Bogan case: More reasons to choose a carrier carefully
The first I heard about the case of Jabin Bogan — the U.S. driver who continues to be held in Mexico facing arms-smuggling charges after allegedly inadvertently crossing into Juarez with a load of surplus ammo bound for Phoenix — was owner-operator Phil Madsen’s initial blog post about his first read on the case.
In it, he asked a relevant question: “Why has this man’s employer not hired an attorney to defend his employee and help get him back into the USA?” Madsen quoted a story at the time (late April) citing Dennis Mekenye, owner of Demco Express, Bogan’s employer, saying Bogan’s family didn’t have the resources to hire an attorney to represent him. “It shocks and troubles me that Demco is not hiring an attorney to represent their driver,” Madsen added.

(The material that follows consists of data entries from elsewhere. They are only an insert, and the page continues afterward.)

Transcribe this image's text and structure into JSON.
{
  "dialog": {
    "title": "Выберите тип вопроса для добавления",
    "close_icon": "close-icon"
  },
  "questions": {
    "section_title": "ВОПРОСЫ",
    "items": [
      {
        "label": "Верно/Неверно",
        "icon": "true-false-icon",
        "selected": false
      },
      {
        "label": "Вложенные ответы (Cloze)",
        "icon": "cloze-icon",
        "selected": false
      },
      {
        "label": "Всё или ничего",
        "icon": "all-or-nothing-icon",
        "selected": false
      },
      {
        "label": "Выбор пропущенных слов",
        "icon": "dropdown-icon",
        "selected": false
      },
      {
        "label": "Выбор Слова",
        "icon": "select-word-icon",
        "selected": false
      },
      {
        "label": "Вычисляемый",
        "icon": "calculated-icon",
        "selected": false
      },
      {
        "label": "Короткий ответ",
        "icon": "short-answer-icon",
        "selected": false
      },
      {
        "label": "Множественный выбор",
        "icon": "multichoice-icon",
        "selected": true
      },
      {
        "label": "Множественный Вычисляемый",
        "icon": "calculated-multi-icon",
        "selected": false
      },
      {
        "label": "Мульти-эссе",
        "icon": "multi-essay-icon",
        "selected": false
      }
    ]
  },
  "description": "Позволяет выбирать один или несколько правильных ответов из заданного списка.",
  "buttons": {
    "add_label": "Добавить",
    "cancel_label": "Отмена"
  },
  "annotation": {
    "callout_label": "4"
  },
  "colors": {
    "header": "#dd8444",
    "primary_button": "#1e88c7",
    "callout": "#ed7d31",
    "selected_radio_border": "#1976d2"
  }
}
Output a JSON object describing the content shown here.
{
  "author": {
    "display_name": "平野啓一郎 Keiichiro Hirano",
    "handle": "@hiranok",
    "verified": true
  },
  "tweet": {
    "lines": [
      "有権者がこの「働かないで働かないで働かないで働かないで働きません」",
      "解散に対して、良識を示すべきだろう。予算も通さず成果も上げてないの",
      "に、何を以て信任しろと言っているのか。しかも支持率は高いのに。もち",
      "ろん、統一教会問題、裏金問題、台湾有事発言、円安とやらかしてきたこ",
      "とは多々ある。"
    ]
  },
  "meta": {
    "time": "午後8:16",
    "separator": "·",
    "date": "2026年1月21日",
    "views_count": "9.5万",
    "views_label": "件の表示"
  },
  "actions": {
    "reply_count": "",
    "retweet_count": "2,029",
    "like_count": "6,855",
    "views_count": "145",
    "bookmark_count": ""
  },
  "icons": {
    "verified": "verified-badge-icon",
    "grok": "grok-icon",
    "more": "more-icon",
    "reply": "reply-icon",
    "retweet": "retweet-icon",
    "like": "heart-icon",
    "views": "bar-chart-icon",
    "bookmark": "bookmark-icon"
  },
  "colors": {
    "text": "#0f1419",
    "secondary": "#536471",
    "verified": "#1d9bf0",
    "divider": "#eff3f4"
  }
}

Bogan later got representation from El Paso, Texas-based Carlos Spector, but the unwillingness of Demco to get into the case early on may well be underlined by the most recent related news: DOT’s issuance of a shutdown order stemming from an investigation of Demco initiated May 7, well after Bogan’s arrest.
The FMCSA’s notification of imminent public hazard ordering Demco’s immediate shutdown notes very high percentile rankings in every one of the public Behavioral Analysis and Safety Improvement Categories in the CSA program’s Safety Measurement System. It charges the company “fails to monitor and ensure that its drivers comply with drivers’ hour of service requirements, drivers’ qualification requirements, commercial drivers’ licensing requirements, and the random controlled substances testing requirements.”
CSA percentile rankings (highest they could be, theoretically, would be 100, and high is bad in case you haven’t been paying much attention to our CSA reporting the last few years) for Demco were as such:
Unsafe Driving — 97.1
Fatigued Driving — 99.4
Driver Fitness — 99.8 (FMCSA made note of 10 separate instances of Demco drivers operating without a valid CDL in the last year alone)
Drugs and Alcohol — 81.2
Vehicle Maintenance — 97.1
Quite high indeed. “Individually and cumulatively, these violations and conditions of operation substantially increase the likelihood of serious injury or death to Demco drivers and to the motoring public,” the agency notification reads.